Fóssil revela que ancestrais dos mamíferos botavam ovos
Um fóssil de cerca de 250 milhões de anos acaba de resolver uma dúvida que atravessou décadas na paleontologia: ancestrais dos mamíferos botavam ovos. O achado traz um embrião de Lystrosaurus encolhido dentro de um ovo e ajuda a explicar por que esse animal sobreviveu e prosperou após a maior extinção em massa da história da Terra. Além disso, o estudo também indica que sua estratégia reprodutiva foi uma arma decisiva num planeta devastado.
Lystrosaurus era um animal herbívoro e resistente, considerado um ancestral dos mamíferos. Ele ganhou destaque depois da extinção do fim do Permiano, há cerca de 252 milhões de anos, quando a maior parte da vida no planeta desapareceu.

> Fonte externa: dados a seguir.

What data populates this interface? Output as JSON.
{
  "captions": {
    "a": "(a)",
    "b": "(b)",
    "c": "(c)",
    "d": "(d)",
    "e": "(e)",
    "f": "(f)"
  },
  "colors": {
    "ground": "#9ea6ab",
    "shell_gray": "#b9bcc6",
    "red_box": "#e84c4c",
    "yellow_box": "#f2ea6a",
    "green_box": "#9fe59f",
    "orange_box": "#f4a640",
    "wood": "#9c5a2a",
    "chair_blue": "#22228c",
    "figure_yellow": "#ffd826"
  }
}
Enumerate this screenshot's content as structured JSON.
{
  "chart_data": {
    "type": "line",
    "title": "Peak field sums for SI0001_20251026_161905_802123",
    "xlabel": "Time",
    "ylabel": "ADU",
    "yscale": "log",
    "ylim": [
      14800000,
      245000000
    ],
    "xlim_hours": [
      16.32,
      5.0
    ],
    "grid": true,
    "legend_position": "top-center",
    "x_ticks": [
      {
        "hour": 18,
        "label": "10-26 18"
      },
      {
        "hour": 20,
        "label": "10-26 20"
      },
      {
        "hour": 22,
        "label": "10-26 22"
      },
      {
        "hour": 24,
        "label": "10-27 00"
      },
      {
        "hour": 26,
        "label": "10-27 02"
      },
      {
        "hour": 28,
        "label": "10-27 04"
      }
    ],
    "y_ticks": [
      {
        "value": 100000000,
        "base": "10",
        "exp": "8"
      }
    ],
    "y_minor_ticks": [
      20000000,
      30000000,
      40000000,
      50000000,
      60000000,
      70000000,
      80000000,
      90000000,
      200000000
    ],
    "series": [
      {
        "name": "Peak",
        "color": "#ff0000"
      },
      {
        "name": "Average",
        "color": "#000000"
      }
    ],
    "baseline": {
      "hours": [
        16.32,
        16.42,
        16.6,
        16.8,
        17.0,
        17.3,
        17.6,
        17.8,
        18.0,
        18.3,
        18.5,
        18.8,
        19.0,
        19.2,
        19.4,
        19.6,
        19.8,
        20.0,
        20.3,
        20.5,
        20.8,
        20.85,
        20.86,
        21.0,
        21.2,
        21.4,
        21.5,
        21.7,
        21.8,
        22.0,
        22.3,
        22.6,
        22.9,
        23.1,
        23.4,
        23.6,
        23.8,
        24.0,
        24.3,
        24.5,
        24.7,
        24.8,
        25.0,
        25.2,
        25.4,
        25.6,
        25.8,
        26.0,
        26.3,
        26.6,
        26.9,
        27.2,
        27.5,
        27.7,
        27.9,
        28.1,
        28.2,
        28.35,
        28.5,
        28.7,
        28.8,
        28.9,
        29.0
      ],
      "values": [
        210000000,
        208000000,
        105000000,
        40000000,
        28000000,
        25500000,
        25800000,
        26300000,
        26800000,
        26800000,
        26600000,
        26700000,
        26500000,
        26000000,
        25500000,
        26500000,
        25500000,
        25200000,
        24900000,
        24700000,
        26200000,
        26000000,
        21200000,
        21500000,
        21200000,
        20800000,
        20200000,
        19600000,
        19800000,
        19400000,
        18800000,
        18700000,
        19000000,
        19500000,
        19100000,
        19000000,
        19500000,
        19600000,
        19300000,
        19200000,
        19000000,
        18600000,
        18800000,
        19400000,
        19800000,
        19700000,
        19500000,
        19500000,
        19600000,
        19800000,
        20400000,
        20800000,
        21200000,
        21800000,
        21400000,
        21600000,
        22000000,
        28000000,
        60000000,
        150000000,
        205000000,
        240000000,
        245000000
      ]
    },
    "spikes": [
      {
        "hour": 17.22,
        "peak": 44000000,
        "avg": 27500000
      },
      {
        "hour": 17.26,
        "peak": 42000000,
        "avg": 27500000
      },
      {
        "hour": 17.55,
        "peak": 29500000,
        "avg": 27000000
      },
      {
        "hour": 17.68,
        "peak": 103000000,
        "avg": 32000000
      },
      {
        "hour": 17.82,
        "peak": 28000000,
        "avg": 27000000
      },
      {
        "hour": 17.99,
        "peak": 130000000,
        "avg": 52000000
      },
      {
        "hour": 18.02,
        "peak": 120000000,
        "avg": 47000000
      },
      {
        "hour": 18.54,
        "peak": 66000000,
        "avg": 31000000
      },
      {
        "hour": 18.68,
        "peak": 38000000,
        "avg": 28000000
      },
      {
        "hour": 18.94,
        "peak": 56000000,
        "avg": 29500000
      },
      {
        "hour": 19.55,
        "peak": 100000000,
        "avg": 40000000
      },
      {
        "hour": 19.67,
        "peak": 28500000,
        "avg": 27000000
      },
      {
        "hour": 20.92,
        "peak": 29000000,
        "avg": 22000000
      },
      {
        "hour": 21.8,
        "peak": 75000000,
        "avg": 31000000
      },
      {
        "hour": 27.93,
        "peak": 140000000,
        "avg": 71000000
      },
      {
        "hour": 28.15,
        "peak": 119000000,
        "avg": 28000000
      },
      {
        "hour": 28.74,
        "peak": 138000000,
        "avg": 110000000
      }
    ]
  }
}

Um ovo raro que encerra uma dúvida antiga
O novo fóssil representa o primeiro ovo confirmado já encontrado de um ancestral dos mamíferos. Com isso, a resposta para uma questão clássica da evolução dos mamíferos passa a ser direta: sim, esses animais botavam ovos.
A descoberta foi descrita em um estudo publicado na PLOS ONE. O embrião pertence a um Lystrosaurus e estava preservado dentro de um ovo, algo muito raro no registro fóssil.
Essa raridade tem uma explicação: os pesquisadores indicam que os ovos eram de casca mole. Assim, diferentemente dos ovos mineralizados de dinossauros, que fossilizam com mais facilidade, ovos moles tendem a se decompor antes de deixar vestígios.
Tecnologia moderna enxergou o que faltava
O fóssil foi encontrado em 2008, mas a confirmação só veio agora. Na época, os cientistas já suspeitavam que o pequeno corpo curvado tivesse morrido ainda dentro do ovo. Faltava a tecnologia para provar isso.
A resposta surgiu com tomografia por raios X com síncrotron. Isso porque essa técnica permitiu observar o interior do fóssil com altíssima precisão, sem destruí-lo. Foi assim que a equipe conseguiu examinar ossos minúsculos e delicados.
Um dos detalhes mais importantes apareceu na mandíbula. As duas metades do maxilar inferior ainda não tinham se fundido. Isso indica que o animal não conseguiria se alimentar sozinho naquele estágio. Ou seja, ainda estava antes da eclosão.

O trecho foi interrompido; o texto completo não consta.